The confession of venial sins is strongly recommended by the Church, even if this is not strictly necessary, because it helps us to form a correct conscience and to fight against evil tendencies. It allows us to be healed by Christ and to progress in the life of the Spirit.

(note "grave sins" means the same as "mortal sins")


#5

Furthermore the Compendium notes:

To receive Holy Communion one must be fully incorporated into the Catholic Church and be in the state of grace, that is, not conscious of being in mortal sin. Anyone who is conscious of having committed a grave sin must first receive the sacrament of Reconciliation before going to Communion.


#6

That all being noted --one would examine ones conscience and ask -- did I have those three aspects needed to commit a mortal sin of missing a Holy Day?

If one then is not conscious of having committed a mortal sin --there would not be any need to confess such.


#7

I didn't realize until the next Sunday that we missed a Holy Day. I forgot about it.


#8

Catechism:

2181 The Sunday Eucharist is the foundation and confirmation of all Christian practice. For this reason the faithful are obliged to participate in the Eucharist on days of obligation, unless excused for a serious reason (for example, illness, the care of infants) or dispensed by their own pastor.119 Those who deliberately fail in this obligation commit a grave sin.


#9

Now of course I may somewhat responsible for not remembering...or not bothering to be aware of such....or even intentionally put it out of my mind so I would forget etc etc

Or I might simply been in good faith and completely forgot via no fault of my own.

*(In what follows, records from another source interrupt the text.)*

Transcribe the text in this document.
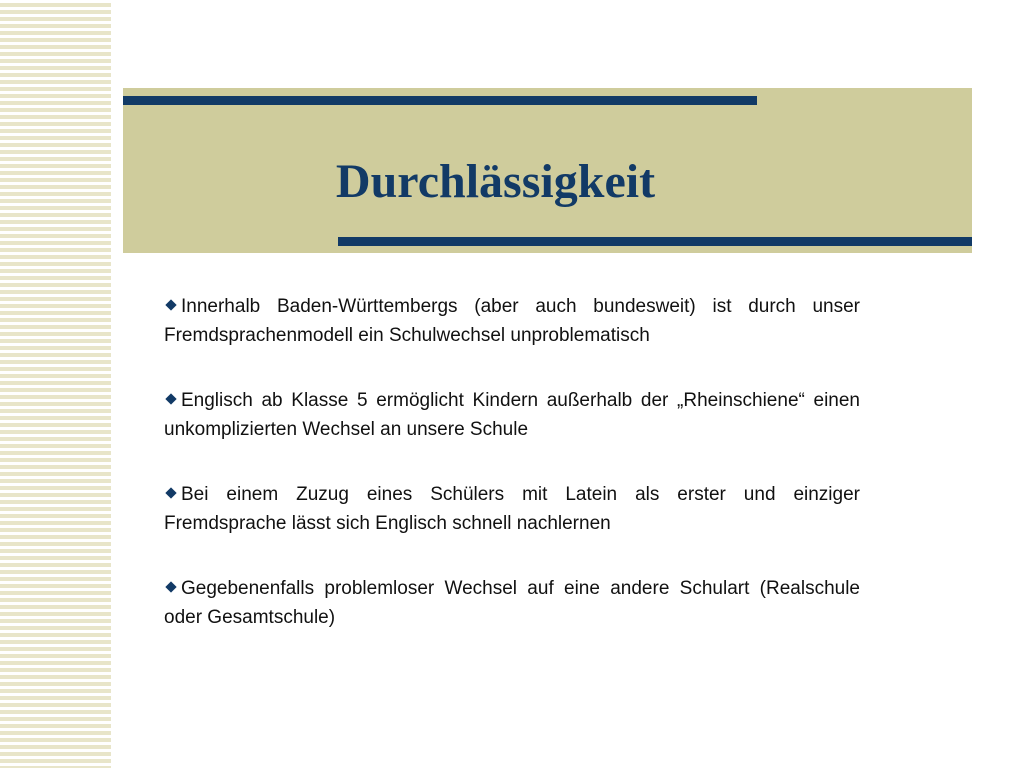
Durchlässigkeit
Innerhalb Baden-Württembergs (aber auch bundesweit) ist durch unser Fremdsprachenmodell ein Schulwechsel unproblematisch
Englisch ab Klasse 5 ermöglicht Kindern außerhalb der „Rheinschiene“ einen unkomplizierten Wechsel an unsere Schule
Bei einem Zuzug eines Schülers mit Latein als erster und einziger Fremdsprache lässt sich Englisch schnell nachlernen
Gegebenenfalls problemloser Wechsel auf eine andere Schulart (Realschule oder Gesamtschule)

One has to judge according to what took place.


#10

Catechism:

2181 The Sunday Eucharist is the foundation and confirmation of all Christian practice. For this reason the faithful are obliged to participate in the Eucharist on days of obligation, unless excused for a serious reason (for example, illness, the care of infants) or dispensed by their own pastor.119 Those who deliberately fail in this obligation commit a grave sin.


#11

More from the Catechism:

1857 For a sin to be mortal, three conditions must together be met: "Mortal sin is sin whose object is grave matter and which is also committed with full knowledge and deliberate consent."131

..............

1859 Mortal sin requires full knowledge *and complete consent*. It presupposes knowledge of the sinful character of the act, of its opposition to God's law. It also implies a consent sufficiently deliberate to be a personal choice. Feigned ignorance and hardness of heart133 do not diminish, but rather increase, the voluntary character of a sin.

1860 Unintentional ignorance can diminish or even remove the imputability of a grave offense. But no one is deemed to be ignorant of the principles of the moral law, which are written in the conscience of every man. The promptings of feelings and passions can also diminish the voluntary and free character of the offense, as can external pressures or pathological disorders. Sin committed through malice, by deliberate choice of evil, is the gravest.

scborromeo.org/ccc/p3s1c1a8.htm#IV


#12

When in doubt, confess…just to be safe but I do understand where you are coming from as this is my first year as a Catholic and I almost missed a Holy Day of Obligation due to not really knowing for sure which are which and being confused.

My love in Christ,
mlz


#13

If you just forgot, this is a venial sin. I would not think that you need to abstain from Communion. You should mention this at your next confession and resolve to be more attentive to Holy Days of Obligation.